For me, what is so important to this tale is the ending—because it’s so abstract. what does it mean to be spat back into the world after surviving this? what do you do next? how do you carry this tale with you? how do you survive until then?

i don’t know what happened to jonah after this experience, & i don’t care to look it up—because the story exists in the whale’s belly: feeling stuck, not having agency to leave, something bigger & stronger than you in control, the precarious dance between waiting, existing, hoping, holding, imagining, & knowing that eventually something else awaits, that this moment in time will not be forever, & although no clear future exits, it exists, & that’s enough.

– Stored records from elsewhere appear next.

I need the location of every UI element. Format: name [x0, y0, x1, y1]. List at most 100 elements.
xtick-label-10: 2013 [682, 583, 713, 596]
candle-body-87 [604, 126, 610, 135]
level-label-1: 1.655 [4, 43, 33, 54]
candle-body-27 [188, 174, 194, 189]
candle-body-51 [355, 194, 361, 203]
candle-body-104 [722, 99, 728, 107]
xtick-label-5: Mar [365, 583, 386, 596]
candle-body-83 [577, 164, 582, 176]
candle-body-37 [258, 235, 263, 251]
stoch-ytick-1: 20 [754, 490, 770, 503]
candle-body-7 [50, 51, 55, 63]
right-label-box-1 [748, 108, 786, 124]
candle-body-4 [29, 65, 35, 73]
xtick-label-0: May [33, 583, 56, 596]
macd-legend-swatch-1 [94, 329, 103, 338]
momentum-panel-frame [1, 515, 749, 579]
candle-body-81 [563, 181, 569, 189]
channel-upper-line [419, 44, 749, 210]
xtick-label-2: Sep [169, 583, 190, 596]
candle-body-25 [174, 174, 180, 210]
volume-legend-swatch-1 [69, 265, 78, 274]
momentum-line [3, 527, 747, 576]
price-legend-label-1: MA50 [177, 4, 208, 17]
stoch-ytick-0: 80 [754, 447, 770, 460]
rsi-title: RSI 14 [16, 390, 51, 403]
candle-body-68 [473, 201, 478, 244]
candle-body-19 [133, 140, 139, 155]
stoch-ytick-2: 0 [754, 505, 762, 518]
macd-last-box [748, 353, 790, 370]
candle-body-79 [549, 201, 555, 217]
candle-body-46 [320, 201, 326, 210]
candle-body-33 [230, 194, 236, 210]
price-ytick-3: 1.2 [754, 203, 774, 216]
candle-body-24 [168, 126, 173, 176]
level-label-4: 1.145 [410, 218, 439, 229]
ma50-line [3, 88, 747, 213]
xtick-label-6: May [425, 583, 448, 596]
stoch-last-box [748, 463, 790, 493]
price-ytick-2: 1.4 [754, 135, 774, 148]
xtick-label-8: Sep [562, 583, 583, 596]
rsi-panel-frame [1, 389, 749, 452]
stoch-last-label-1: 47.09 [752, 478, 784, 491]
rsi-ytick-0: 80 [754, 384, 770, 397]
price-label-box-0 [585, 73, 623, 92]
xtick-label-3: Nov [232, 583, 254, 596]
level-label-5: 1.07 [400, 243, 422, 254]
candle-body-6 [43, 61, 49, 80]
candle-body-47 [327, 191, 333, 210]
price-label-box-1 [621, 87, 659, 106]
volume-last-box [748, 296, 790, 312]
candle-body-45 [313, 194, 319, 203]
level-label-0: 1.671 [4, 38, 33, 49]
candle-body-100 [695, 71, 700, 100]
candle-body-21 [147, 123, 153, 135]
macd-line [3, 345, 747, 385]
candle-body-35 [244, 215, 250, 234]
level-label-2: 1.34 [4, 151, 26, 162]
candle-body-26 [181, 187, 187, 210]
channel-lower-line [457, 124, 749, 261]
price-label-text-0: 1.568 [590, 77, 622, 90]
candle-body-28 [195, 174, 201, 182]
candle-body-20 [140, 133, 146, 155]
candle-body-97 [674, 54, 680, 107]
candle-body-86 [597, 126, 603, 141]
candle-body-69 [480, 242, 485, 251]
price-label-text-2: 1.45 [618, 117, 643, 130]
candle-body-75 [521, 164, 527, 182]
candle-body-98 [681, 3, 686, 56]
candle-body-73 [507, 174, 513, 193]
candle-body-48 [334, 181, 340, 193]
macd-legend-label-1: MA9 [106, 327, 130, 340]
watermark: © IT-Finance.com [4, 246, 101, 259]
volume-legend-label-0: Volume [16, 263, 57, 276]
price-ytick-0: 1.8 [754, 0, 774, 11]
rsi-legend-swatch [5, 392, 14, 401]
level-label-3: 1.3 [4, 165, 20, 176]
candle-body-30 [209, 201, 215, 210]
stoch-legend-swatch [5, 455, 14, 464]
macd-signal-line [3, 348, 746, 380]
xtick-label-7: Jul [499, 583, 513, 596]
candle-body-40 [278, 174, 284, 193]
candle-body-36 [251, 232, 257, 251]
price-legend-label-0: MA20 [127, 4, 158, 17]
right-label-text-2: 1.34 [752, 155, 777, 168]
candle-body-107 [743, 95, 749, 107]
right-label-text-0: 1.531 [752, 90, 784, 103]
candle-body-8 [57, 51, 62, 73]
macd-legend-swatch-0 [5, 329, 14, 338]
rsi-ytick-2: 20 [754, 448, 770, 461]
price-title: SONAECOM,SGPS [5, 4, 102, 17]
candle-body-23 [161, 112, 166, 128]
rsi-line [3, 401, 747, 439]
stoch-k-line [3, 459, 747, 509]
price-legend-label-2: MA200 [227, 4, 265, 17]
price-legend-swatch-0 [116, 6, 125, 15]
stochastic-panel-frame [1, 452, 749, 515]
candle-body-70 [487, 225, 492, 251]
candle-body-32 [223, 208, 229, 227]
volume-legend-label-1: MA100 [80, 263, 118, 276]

I love this answer, because forgiveness and redemption for your main character are really not applicable—he is completely blameless. Rather, there is perfection in the image of a watermelon seed, and “spat” in this context is the perfect, most heartbreaking word. Thank you for your answers, and for this story.

About the Author

jj peña (pronouns he/they) is a queer, burrito-blooded writer living in el paso, tx. jj’s one of 92NY Discovery Contest winners (2023) & has won a few creative non-fiction flash/hybrid contests. jj’s work is included in the Best Microfiction 2020 anthology & Wigleaf’s Top 50 (Very) Short Fictions (2020). jj’s stories have appeared or are forthcoming in Washington Square Review, Cincinnati Review, Massachusetts Review, & elsewhere. jj serves as a flash fiction reader for SplitLip Magazine.

About the Interviewer

Patricia Quintana Bidar is a western writer from the Port of Los Angeles area. Her work has been featured in Wigleaf, SmokeLong Quarterly, The Pinch, Little Patuxent Review, Flash Fiction America (W.W. Norton), Best Small Fictions 2023 (Alternating Current), and Best Microfiction 2023 (Pelekinesis Press). Her book of short fiction, Pardon Me for Moonwalking, will be published by Unsolicited Press in 2025. She lives with her family and unusual dog outside of Oakland, California. Patricia is also a submissions editor for SmokeLong Quarterly.

This interview appeared in Issue Eighty-One of SmokeLong Quarterly.